1 Introduction

With platforms offering cheap flights and accommodations, travelling around in Europe is common among students nowadays. Sharing economy services such as Airbnb have facilitated the search for a spare room rented out by a private agent. Profits of the platform have skyrocketed in the past years and a typical UK host now earns around 3000 pounds a year (Cox, 2017). As those profits are paid by the user, understanding the pricing of Airbnb offers becomes crucial.

If you are on a tight budget you want to get the best value for your money. At the same time, you have certain expectations about the type of flat, its location and the offered amenities. This paper ‘s aim is to explore the various factors influencing the price and to set up a regression model which explains the pricing on Airbnb. So you can find the right price for the right flat.

2 Description of the dataset

The dataset of this paper covers all AirBnB offerings in London as per the 4th and 5th of March 2017. It contains 53,904 observations for 95 different variables. Its source is the website “Inside AirBnB - Adding data to the debate” (Cox, 2017). This is an independent and non-commercial project aiming to examine the effect of AirBnB activities on urban development.

To allow this investigation to be more focused, the dataset was narrowed down. Only private rooms with at least three valid ratings were included. The resulting dataset has 6,495 observations for 78 variables.

2.1 Price

Table 1: Descriptives of the Price
Min Q1 Median Mean Q3 Max
8 35 45 50 59 590

A room in London costs on average 50 GBP per night. The summary statistics show that 75% of all AirBnBs are priced at £59 per night or less. However, there are some severe outliers that range up to a maximum of £590.

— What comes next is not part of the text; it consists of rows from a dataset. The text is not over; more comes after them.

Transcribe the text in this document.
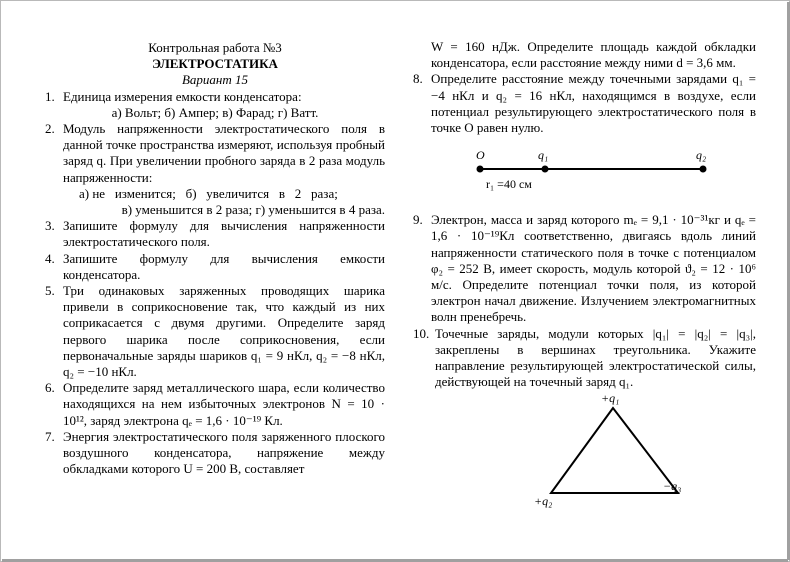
Контрольная работа №3

ЭЛЕКТРОСТАТИКА

Вариант 15

1. Единица измерения емкости конденсатора:

а) Вольт; б) Ампер; в) Фарад; г) Ватт.

2. Модуль напряженности электростатического поля в данной точке пространства измеряют, используя пробный заряд q. При увеличении пробного заряда в 2 раза модуль напряженности:

а) не   изменится;   б)   увеличится   в   2   раза;

в) уменьшится в 2 раза; г) уменьшится в 4 раза.

3. Запишите формулу для вычисления напряженности электростатического поля.
4. Запишите формулу для вычисления емкости конденсатора.
5. Три одинаковых заряженных проводящих шарика привели в соприкосновение так, что каждый из них соприкасается с двумя другими. Определите заряд первого шарика после соприкосновения, если первоначальные заряды шариков q₁ = 9 нКл, q₂ = −8 нКл, q₂ = −10 нКл.
6. Определите заряд металлического шара, если количество находящихся на нем избыточных электронов N = 10 · 10¹², заряд электрона qₑ = 1,6 · 10⁻¹⁹ Кл.
7. Энергия электростатического поля заряженного плоского воздушного конденсатора, напряжение между обкладками которого U = 200 В, составляет
W = 160 нДж. Определите площадь каждой обкладки конденсатора, если расстояние между ними d = 3,6 мм.
8. Определите расстояние между точечными зарядами q₁ = −4 нКл и q₂ = 16 нКл, находящимся в воздухе, если потенциал результирующего электростатического поля в точке О равен нулю.
O	q₁	q₂
r₁ =40 см
9. Электрон, масса и заряд которого mₑ = 9,1 · 10⁻³¹кг и qₑ = 1,6 · 10⁻¹⁹Кл соответственно, двигаясь вдоль линий напряженности статического поля в точке с потенциалом φ₂ = 252 В, имеет скорость, модуль которой ϑ₂ = 12 · 10⁶ м/с. Определите потенциал точки поля, из которой электрон начал движение. Излучением электромагнитных волн пренебречь.
10. Точечные заряды, модули которых |q₁| = |q₂| = |q₃|, закреплены в вершинах треугольника. Укажите направление результирующей электростатической силы, действующей на точечный заряд q₁.
+q₁
+q₂
−q₃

This raises concerns about the normality of its distribution. In fact, the plot to the left shows the distribution is not normal. In order to normalize the presented data set, the price is converted with a natural logarithm.

Figure 1: Density of Price and ln(Price)

Figure 1: Density of Price and ln(Price)

2.2 Rent

## 
##  Pearson's product-moment correlation
## 
## data:  data_short$mean_rent and data_short$price_log
## t = 46.089, df = 7018, p-value < 2.2e-16
## alternative hypothesis: true correlation is not equal to 0
## 95 percent confidence interval:
##  0.4638676 0.4997879
## sample estimates:
##       cor 
## 0.4820303

With London being one of the most expensive cities to live, rent prices are a major cost of being a host on AirBnB. Rents are also an interesting indicator of the attractiveness of the neighbourhood. Therefore, the impact of the underlying rent on the AirBnB price has to be accounted for. The initial dataset holds no information on the regular rent price at the location of an AirBnB. Fortunately, a website called “Find Properly” (Lokku Ltd., 2017) utilizes the data from Zoopla and provides the rent and selling price for each London region, divided per post code. Using the post code, the average weekly rent for 1-bed properties is merged with the AirBnB data set. The matching was done based on the Outward code.

Geographical mapping the mean rent and the logarithmically transformed AirBnB price reveals the positive correlation (+ 0.48) between the variables. Nevertheless, it also becomes clear that there is more to an AirBnB price than just the average rent in the particular neighbourhood.

Figure 2: Mapping Rent Prices vs. AirBnB Prices

Figure 2: Mapping Rent Prices vs. AirBnB Prices

2.3 Location

When choosing an AirBnB in London, staying close to the city centre is prefered by many. Distance is defined as the distance to the touristic city centre - Picadilly Circus. It was calculated by using the Haversine formula (Reid, 2011) and the geographic coordinates of Picadilly Circus (Longitude: -0.133869, Latitude: 51.510067) (Latlong.net, 2017). The correlation between distance and the logarithmic AirBnB price is negative and weak (-0.39). The closer the property is to the city center, the higher the price is. Upon analyzing the different bins, the most high end outliers are located close to Picadilly Circus. Price range also shrinks the further the flat is from the city center.

Figure 3: Mapping Rent Prices vs. AirBnB Prices

Figure 3: Mapping Rent Prices vs. AirBnB Prices

2.4 Reviews

Reviews could be a useful indicator of various characteristics of the room advertised. In addition to the written reviews, guests can give their hosts star-ratings on the following parameters (Airbnb Inc., 2017): Overall experience, accuracy, cleanliness, communication, check in, location and value. Most of those are self-explanatory; accuracy represents the extent to which the online listing represtents the reality, and value is a subjective measure of whether the room was worth the price paid.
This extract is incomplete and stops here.